Strona główna • Polskie Skoki Narciarskie

Adam Małysz: "To był wypadek przy pracy"

Adam Małysz był dziś znów pewnym punktem polskiej drużyny i w obu seriach niedzielnych zawodów skakał bardzo daleko. Niestety, nie wystarczyło to, aby powalczyć o medal. Szansa była jednak wielka.

"Wczoraj coś nie zagrało i widocznie tak musiało być, to był wypadek przy pracy. Dziś te moje skoki były dużo lepsze i mogę być z nich zadowolony. Chciałem powalczyć tu o podium dla drużyny. Szkoda, trochę zabrakło, gdyby Łukasza ściągnięto z belki przy tych złych warunkach to może by zdołał skoczyć dalej i dostać te 20 punktów więcej. Czwarte miejsce prześladuje nas w tym sezonie" - mówił Adam Małysz po zawodach.

"Jestem rozgoryczony, bo szansa była niesamowita tak wczoraj jak i dziś. W obu przypadkach bardzo szkoda tych medali, byłoby to wielkie przeżycie i coś niesamowitego. Medal w drużynie byłby dla nas tym bardziej wyjątkowy, gdyż nigdy jeszcze takiego trofeum nie wywalczyliśmy.
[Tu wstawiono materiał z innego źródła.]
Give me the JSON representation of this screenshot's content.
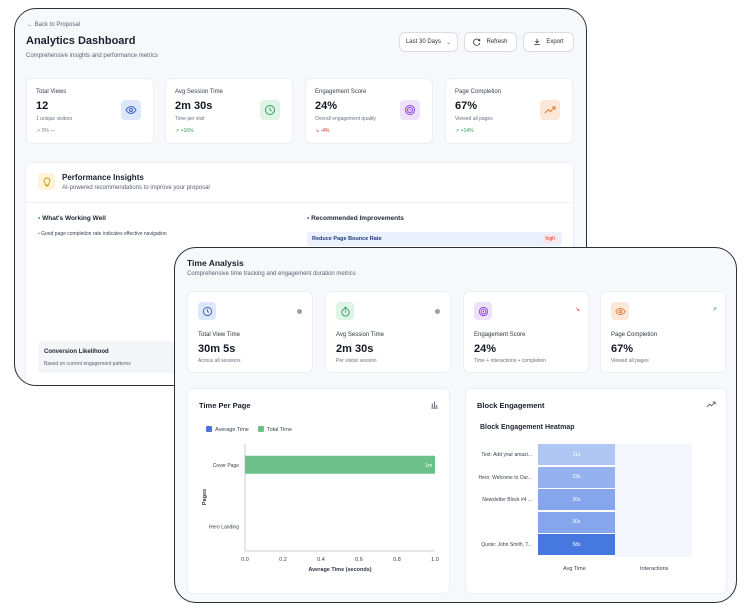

Nie ma jednak co winić Łukasza, ja na pewno nie będę" - dodał "Orzeł z Wisły".

"W Mistrzostwach Polski wystartuję, następnie czeka mnie jeszcze uroczysta gala w Warszawie, a potem wreszcie czas na odpoczynek. Na razie jednak nie myślałem o wakacjach, mam jeszcze trochę pracy, bo wykańczamy dom" - zakończył nasz najlepszy skoczek.